Sacred Land Back
Prayer cloth draped in the pines on Mooningwaanikaaning reclaiming sacred ceremony in Anishinaabe ancestral homeland on the island in Lake Superior in Wisconsin.
From the moment we arrived on Mooningwaanikaaning I knew we were in a sacred place. On the map the island is called Madeline Island, named for Madeline Cadotte, an Ojibwe woman who lived there in the 19th century. The Anishinaabe name, Mooningwanekaanling, refers to the flicker that lights freely from the pines, birch, and oak that thickly forest the 42 square mile island dropped into Lake Superior as Sky Woman fell to the earth creating Turtle Island. Since forever times it has been the homeland of the Anishinaabe who lived, hunted, and fished there. The land still recalls their footsteps, their ceremony, their drumming and dancing. It misses them. Of the year-round population of only 350 people only a handful are tribal citizens.
Winona LaDuke casting her gaze on the lands she hopes to recover.
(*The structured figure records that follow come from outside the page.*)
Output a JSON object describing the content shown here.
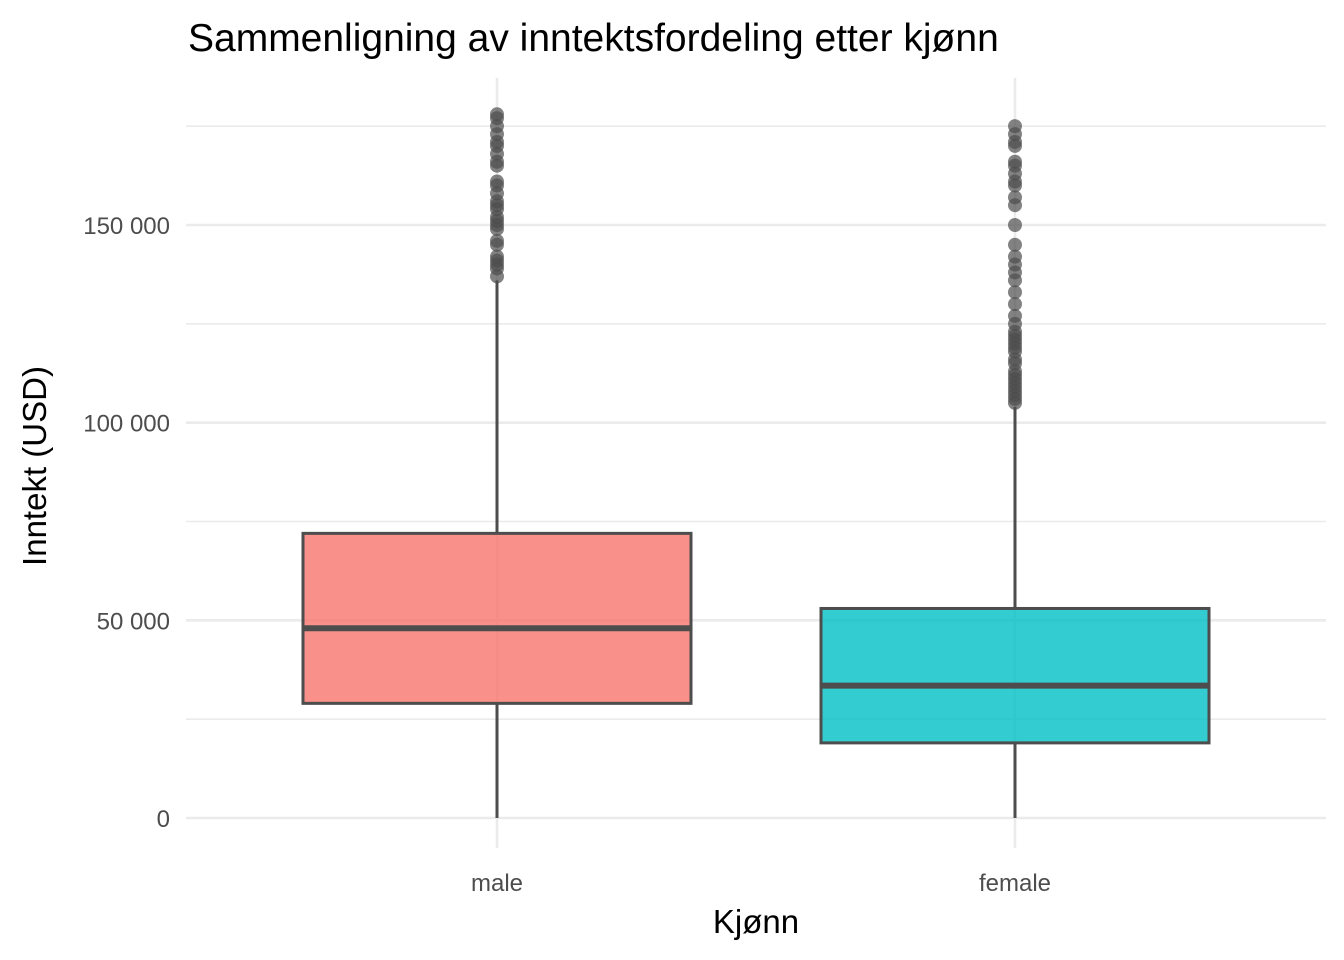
{
  "chart_data": {
    "type": "boxplot",
    "title": "Sammenligning av inntektsfordeling etter kjønn",
    "xlabel": "Kjønn",
    "ylabel": "Inntekt (USD)",
    "categories": [
      "male",
      "female"
    ],
    "ylim": [
      -7000,
      186000
    ],
    "y_ticks": [
      0,
      50000,
      100000,
      150000
    ],
    "y_tick_labels": [
      "0",
      "50 000",
      "100 000",
      "150 000"
    ],
    "grid": true,
    "legend": "none",
    "boxes": [
      {
        "category": "male",
        "color": "#F8766D",
        "min": 0,
        "q1": 29000,
        "median": 48000,
        "q3": 72000,
        "whisker_high": 136000,
        "outliers": [
          137000,
          139000,
          140000,
          141000,
          142000,
          145000,
          146000,
          149000,
          150000,
          151000,
          152000,
          154000,
          155000,
          156000,
          158000,
          160000,
          161000,
          165000,
          166000,
          168000,
          170000,
          171000,
          173000,
          175000,
          177000,
          178000
        ]
      },
      {
        "category": "female",
        "color": "#00BFC4",
        "min": 0,
        "q1": 19000,
        "median": 33500,
        "q3": 53000,
        "whisker_high": 104000,
        "outliers": [
          105000,
          106000,
          107000,
          108000,
          109000,
          110000,
          111000,
          112000,
          113000,
          115000,
          116000,
          118000,
          119000,
          120000,
          121000,
          122000,
          123000,
          125000,
          127000,
          130000,
          133000,
          136000,
          138000,
          140000,
          142000,
          145000,
          150000,
          155000,
          157000,
          160000,
          161000,
          163000,
          165000,
          166000,
          170000,
          171000,
          173000,
          175000
        ]
      }
    ]
  }
}
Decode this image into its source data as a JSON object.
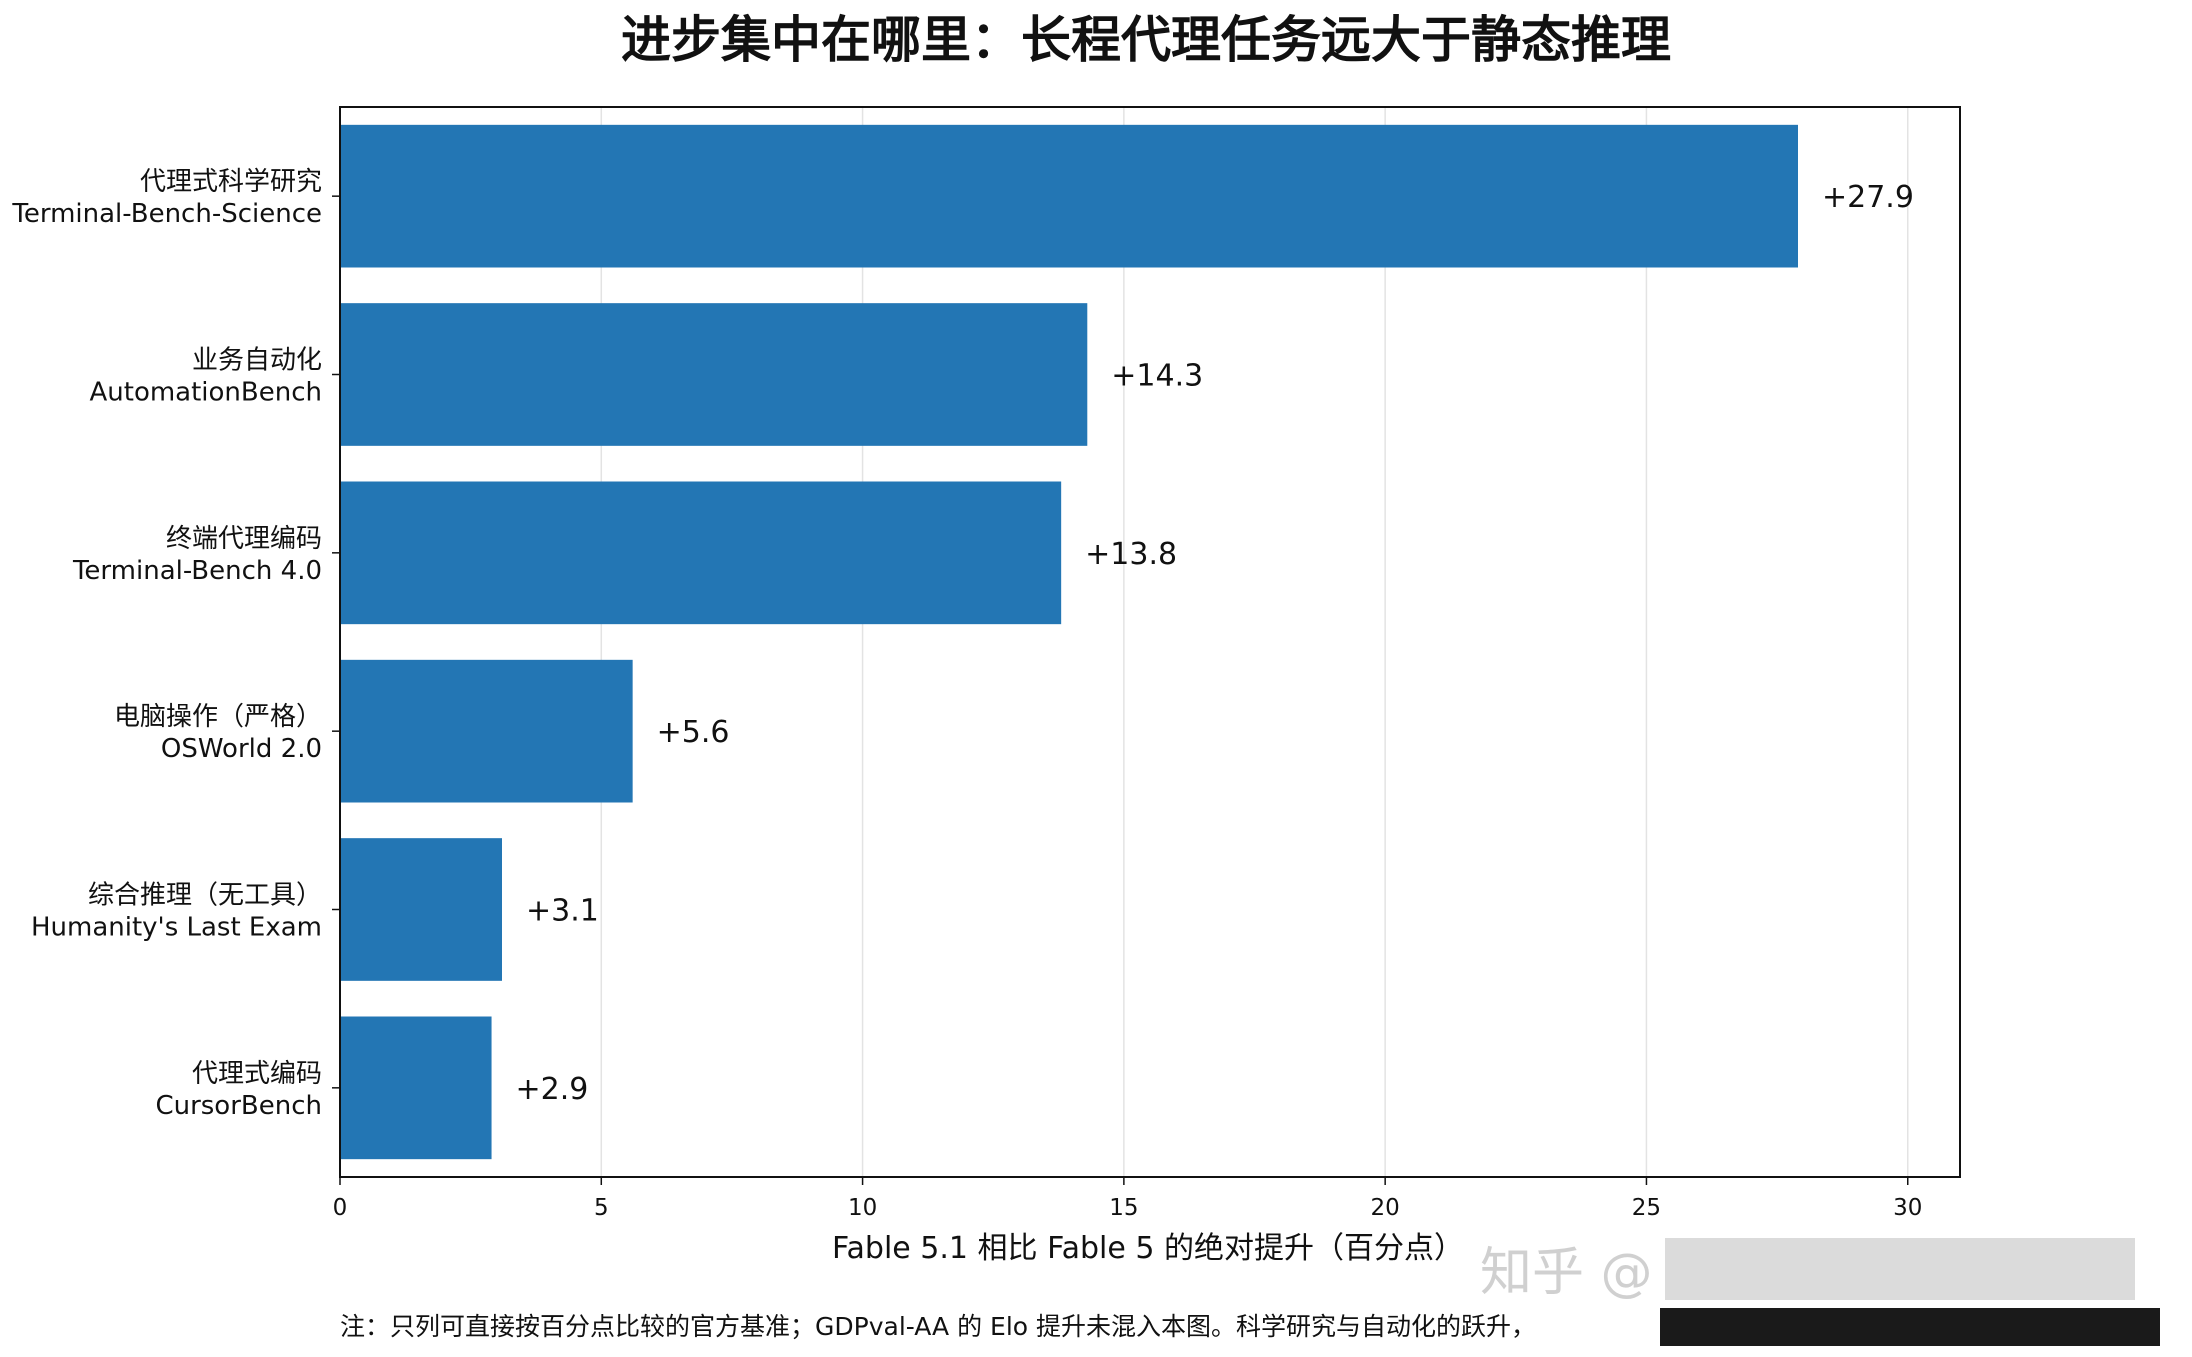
{
  "chart_data": {
    "type": "bar",
    "orientation": "horizontal",
    "title": "进步集中在哪里：长程代理任务远大于静态推理",
    "xlabel": "Fable 5.1 相比 Fable 5 的绝对提升（百分点）",
    "xlim": [
      0,
      31
    ],
    "xticks": [
      "0",
      "5",
      "10",
      "15",
      "20",
      "25",
      "30"
    ],
    "grid": "x",
    "bar_color": "#2376b4",
    "categories": [
      {
        "cn": "代理式科学研究",
        "en": "Terminal-Bench-Science"
      },
      {
        "cn": "业务自动化",
        "en": "AutomationBench"
      },
      {
        "cn": "终端代理编码",
        "en": "Terminal-Bench 4.0"
      },
      {
        "cn": "电脑操作（严格）",
        "en": "OSWorld 2.0"
      },
      {
        "cn": "综合推理（无工具）",
        "en": "Humanity's Last Exam"
      },
      {
        "cn": "代理式编码",
        "en": "CursorBench"
      }
    ],
    "values": [
      27.9,
      14.3,
      13.8,
      5.6,
      3.1,
      2.9
    ],
    "value_labels": [
      "+27.9",
      "+14.3",
      "+13.8",
      "+5.6",
      "+3.1",
      "+2.9"
    ]
  },
  "note": "注：只列可直接按百分点比较的官方基准；GDPval-AA 的 Elo 提升未混入本图。科学研究与自动化的跃升，",
  "watermark": "知乎 @"
}
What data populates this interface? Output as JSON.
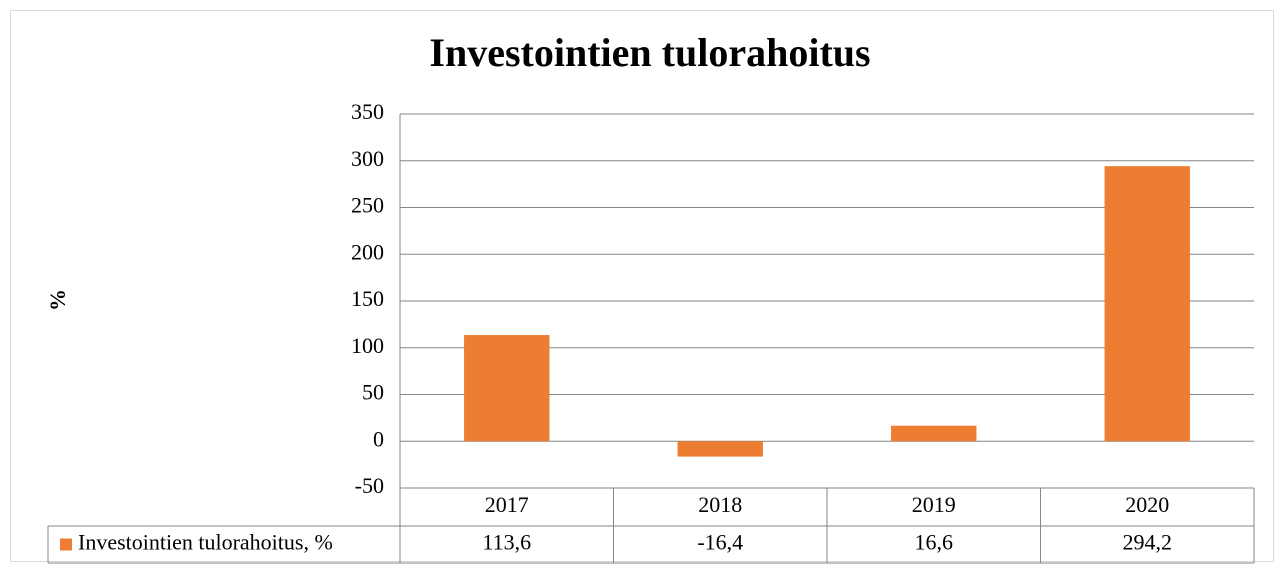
{
  "chart_data": {
    "type": "bar",
    "title": "Investointien tulorahoitus",
    "y_label": "%",
    "categories": [
      "2017",
      "2018",
      "2019",
      "2020"
    ],
    "series": [
      {
        "name": "Investointien tulorahoitus, %",
        "color": "#ed7d31",
        "values": [
          113.6,
          -16.4,
          16.6,
          294.2
        ],
        "value_labels": [
          "113,6",
          "-16,4",
          "16,6",
          "294,2"
        ]
      }
    ],
    "ylim": [
      -50,
      350
    ],
    "yticks": [
      -50,
      0,
      50,
      100,
      150,
      200,
      250,
      300,
      350
    ],
    "grid": true
  }
}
That is something Winona LaDuke would like to change. She began two years ago with the help of Native Land Conservancy by purchasing an 8.5 acre flower and sheep farm that is now called Oshki Ikwewag Gitigaaning to operate as an Ojibwe women’s farm teaching Indigenous women how to nurture the land and sustain themselves. Amid the pale-yellow flowers that still dominate the landscape they are growing organic vegetables and raising livestock, chickens, goats and two stunning horses the farm hands ride bareback. Down the road Winona’s community development non-profit Akiing also recovered 200 acres of protected woodlands on the island that neighbors another 200 acres owned by the Bad River Band of Lake Superior Chippewa. With luck , a lot of prayers and hard work, the women’s farm project-( held by the Many Nations Cooperative) with support from Akiing ( the land to which the people belong) will purchase more neighboring lands to expand and create a retreat and education center for Native people.
Daffodils in bloom at the Oshki Ikwewag Gitigaaning farm house.
Mooningwanekaanling is part of an early treaty with the Anishinaabe and the US Government that promised the island to them forever, but that promise, like so many, was broken. A truth made plain every summer when the population of Madeline Island soars to more than 3000 people. Mostly the super-rich who fly in on an airstrip built for their private planes.
“It’s the billionaires that get to enjoy this place,” Winona says, and that isn’t right.
So Akiing hosted a summit of Indigenous land trusts and local tribes in May to consider how land on the island can be returned to the people and introduce tribes to the tools that are out there to aid in that effort.
Leaders of the Sandy Lake Band of Anishnaabe, the Red Cliff Band of Lake Superior Indians and the Bad River Band of Lake Superior Chippewa attended and listened to presentations including by NLC discussing the tools we use to recover and hold land. Turtle Mountain Chippewa Melissa Nelson of the Cultural Conservancy provided examples of land rematriation in urban areas, and Passamaquoddy tribal citizen Cory Hinton talked about the amazing work being done by the Maine Land Trust Network – First Light – relying on an age old Wabanaki Confederacy that unites five tribes in the common effort to recover and retain ancestral homelands.
Also represented in the networking was the Agrarian Trust, Community Foundation, Tamalpais Trust, the Nature Conservancy, Pachamama Alliance, Many Nations Association of Cooperatives, and the Anishinaabe Agriculture Institute.
The tribal leaders in attendance left the gathering with new rules of engagement with land holders, new tools for land recovery, and most of all a feeling of empowerment that comes from networking with people who share their desire to reconnect with their homelands.
“You guys have been down this road,” said Nicole Boyd, Tribal Chair of the Red Cliff Band, “You helped us to think this through. If we work together, we can probably get a lot done.”
For everyone who attended “Land Back” is now more than a sound bite.